A video game to help research on Alzheimer's disease
Sea Hero Quest is a space navigation video game that can be played on mobile phones, tablets and virtual reality applications, developed by scientists from CNRS, University College London and the University of East Anglia. A new study based on data collected in the game showed that poor spatial orientation as an indicator can help early diagnosis of Alzheimer's disease, even before the appearance of any clinical signs.
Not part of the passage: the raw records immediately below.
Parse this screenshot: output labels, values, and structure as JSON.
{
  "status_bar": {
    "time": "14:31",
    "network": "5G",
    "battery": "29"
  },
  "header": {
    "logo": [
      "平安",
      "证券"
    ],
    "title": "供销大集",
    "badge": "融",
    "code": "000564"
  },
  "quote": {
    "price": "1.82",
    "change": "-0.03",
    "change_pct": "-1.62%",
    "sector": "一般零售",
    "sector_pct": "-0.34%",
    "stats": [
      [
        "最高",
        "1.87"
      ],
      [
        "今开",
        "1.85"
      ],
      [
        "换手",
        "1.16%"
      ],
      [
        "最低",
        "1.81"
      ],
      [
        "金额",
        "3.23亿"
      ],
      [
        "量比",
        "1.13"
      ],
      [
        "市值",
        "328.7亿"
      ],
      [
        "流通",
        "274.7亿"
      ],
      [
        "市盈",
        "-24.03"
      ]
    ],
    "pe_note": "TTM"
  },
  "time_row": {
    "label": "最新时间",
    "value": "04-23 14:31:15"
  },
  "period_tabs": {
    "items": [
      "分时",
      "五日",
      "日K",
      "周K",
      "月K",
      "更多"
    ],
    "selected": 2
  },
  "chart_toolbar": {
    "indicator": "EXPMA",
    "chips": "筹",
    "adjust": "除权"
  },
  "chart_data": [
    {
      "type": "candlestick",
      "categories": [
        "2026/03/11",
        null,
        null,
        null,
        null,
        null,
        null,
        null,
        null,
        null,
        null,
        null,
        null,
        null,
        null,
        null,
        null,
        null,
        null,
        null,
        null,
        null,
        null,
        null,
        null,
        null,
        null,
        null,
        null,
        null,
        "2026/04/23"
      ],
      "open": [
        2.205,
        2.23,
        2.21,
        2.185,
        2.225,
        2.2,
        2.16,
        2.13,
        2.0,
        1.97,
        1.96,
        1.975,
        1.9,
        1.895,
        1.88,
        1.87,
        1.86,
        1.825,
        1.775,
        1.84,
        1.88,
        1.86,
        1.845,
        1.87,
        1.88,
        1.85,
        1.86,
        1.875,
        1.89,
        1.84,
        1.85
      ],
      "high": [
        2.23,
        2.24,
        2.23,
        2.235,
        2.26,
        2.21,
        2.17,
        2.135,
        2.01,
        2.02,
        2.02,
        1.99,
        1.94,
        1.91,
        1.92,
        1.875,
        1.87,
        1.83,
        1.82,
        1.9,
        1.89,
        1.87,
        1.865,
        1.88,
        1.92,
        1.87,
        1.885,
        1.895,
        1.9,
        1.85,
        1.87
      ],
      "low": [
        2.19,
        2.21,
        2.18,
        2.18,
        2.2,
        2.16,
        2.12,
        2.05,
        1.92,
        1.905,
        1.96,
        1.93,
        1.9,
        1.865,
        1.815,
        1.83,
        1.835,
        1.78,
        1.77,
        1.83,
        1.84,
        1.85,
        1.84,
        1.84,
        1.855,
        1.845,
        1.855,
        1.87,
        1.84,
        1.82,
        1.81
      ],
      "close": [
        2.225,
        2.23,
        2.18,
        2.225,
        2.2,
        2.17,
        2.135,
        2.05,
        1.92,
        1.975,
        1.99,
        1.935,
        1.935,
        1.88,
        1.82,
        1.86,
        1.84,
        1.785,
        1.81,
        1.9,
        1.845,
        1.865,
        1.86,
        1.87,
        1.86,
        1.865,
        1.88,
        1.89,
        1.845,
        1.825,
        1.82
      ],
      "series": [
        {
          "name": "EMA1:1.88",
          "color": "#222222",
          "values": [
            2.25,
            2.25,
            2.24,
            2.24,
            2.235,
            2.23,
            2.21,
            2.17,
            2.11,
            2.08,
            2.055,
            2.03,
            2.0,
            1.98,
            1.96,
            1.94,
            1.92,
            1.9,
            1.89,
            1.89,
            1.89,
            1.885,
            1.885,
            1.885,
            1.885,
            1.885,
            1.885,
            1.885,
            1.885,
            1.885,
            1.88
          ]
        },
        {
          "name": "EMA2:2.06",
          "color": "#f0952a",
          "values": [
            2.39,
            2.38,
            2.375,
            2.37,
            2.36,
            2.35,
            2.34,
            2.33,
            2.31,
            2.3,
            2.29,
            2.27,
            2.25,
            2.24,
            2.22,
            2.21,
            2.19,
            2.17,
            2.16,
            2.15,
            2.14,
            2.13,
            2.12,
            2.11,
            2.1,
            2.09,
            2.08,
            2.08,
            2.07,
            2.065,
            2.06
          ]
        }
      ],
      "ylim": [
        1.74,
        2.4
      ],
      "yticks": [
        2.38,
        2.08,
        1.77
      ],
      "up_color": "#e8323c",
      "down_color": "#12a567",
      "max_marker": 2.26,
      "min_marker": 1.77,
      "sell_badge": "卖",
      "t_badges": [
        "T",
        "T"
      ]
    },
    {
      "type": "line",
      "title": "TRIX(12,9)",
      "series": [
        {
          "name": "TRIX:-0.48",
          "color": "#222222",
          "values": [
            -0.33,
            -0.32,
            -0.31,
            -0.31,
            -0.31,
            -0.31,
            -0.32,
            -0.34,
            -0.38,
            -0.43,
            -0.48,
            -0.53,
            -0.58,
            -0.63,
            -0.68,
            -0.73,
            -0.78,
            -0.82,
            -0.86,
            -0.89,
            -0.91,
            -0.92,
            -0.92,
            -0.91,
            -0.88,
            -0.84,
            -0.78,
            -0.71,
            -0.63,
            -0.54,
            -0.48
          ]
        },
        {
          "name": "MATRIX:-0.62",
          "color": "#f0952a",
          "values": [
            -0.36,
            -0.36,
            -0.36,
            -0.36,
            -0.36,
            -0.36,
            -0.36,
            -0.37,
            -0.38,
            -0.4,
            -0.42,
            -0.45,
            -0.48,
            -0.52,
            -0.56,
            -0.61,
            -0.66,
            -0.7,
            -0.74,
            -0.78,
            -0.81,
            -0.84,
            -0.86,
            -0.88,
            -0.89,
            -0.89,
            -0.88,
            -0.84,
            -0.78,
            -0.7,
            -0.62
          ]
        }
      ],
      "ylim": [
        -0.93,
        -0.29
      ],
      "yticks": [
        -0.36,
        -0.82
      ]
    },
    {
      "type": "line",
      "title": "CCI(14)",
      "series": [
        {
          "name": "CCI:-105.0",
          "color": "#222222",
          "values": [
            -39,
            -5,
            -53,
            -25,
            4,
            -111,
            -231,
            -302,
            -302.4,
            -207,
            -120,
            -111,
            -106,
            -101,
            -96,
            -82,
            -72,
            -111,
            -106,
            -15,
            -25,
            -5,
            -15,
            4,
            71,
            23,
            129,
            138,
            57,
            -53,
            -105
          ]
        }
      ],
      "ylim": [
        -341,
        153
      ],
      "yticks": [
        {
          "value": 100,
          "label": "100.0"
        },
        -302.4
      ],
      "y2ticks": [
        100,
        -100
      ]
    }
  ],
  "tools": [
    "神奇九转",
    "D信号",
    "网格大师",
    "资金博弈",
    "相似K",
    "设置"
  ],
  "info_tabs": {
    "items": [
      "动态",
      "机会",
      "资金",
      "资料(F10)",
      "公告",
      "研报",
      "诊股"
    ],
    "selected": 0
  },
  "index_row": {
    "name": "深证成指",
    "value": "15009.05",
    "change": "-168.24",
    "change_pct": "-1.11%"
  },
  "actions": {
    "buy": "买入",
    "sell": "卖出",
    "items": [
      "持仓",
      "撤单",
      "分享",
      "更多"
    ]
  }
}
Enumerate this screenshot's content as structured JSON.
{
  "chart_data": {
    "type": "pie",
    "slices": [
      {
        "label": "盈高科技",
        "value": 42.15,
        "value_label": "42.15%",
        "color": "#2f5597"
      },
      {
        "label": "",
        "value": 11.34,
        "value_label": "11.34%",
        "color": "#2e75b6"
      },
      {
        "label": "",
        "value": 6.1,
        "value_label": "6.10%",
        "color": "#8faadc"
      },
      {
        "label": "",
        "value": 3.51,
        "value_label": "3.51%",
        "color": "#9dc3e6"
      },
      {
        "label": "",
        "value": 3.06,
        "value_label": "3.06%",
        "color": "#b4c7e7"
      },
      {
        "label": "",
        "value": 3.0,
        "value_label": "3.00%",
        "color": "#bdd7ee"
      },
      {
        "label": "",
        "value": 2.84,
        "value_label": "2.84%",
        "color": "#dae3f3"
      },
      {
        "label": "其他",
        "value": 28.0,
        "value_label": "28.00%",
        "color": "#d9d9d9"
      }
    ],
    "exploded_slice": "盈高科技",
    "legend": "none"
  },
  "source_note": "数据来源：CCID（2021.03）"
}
How do we orient ourselves in space? Why do I get lost all the time while my friend never? More generally, why does the direction of orientation vary so much within the population? Is it linked to innate genetic characteristics, or modulated by cultural factors? To answer these questions, Antoine Coutrot, a CNRS researcher at the Laboratory of Digital Sciences in Nantes (CNRS / Nantes Central School / University of Nantes / IMT Atlantique) and his English colleagues from University College London and University of East Anglia have developed a video game that has so far gathered 4 million players. The strategies put in place to succeed the various quests proposed by the game today represent the equivalent of 10,000 years of data collected in laboratories by traditional experimental means.
But how can we be certain that the success of the players depends on their ability to orient themselves in space and not on their ability to use a mobile phone or their habit of playing video games? To confirm their initial hypothesis, the researchers first compared the orientation performances of male and female volunteers of all ages, in the real world and in the virtual world, in Paris and London. Their results, published in a first article in PLOS ONE, validate their hypothesis: virtual orientation and real-world performance are strongly correlated.
Once the video game's interest in the assessment of guidance abilities was established, scientists then compared the performance of Sea Hero Quest players with those of non-insane people but with a higher probability of developing the disease. Alzheimer car carriers of the allele 4 of the APOE * gene. For the latter, tested in the laboratory, the scores on conventional neuropsychological questionnaires are normal. However, comparing their performances with those of Sea Hero Quest players of the same age, gender and country has shown changes in navigation habits even before the onset of clinical symptoms of Alzheimer's disease.
These results demonstrate for the first time how large-scale numerical cognitive assessment could be promising for the early detection of Alzheimer's disease and help in the personalized screening of this disease in individuals who do not yet have clinical symptoms.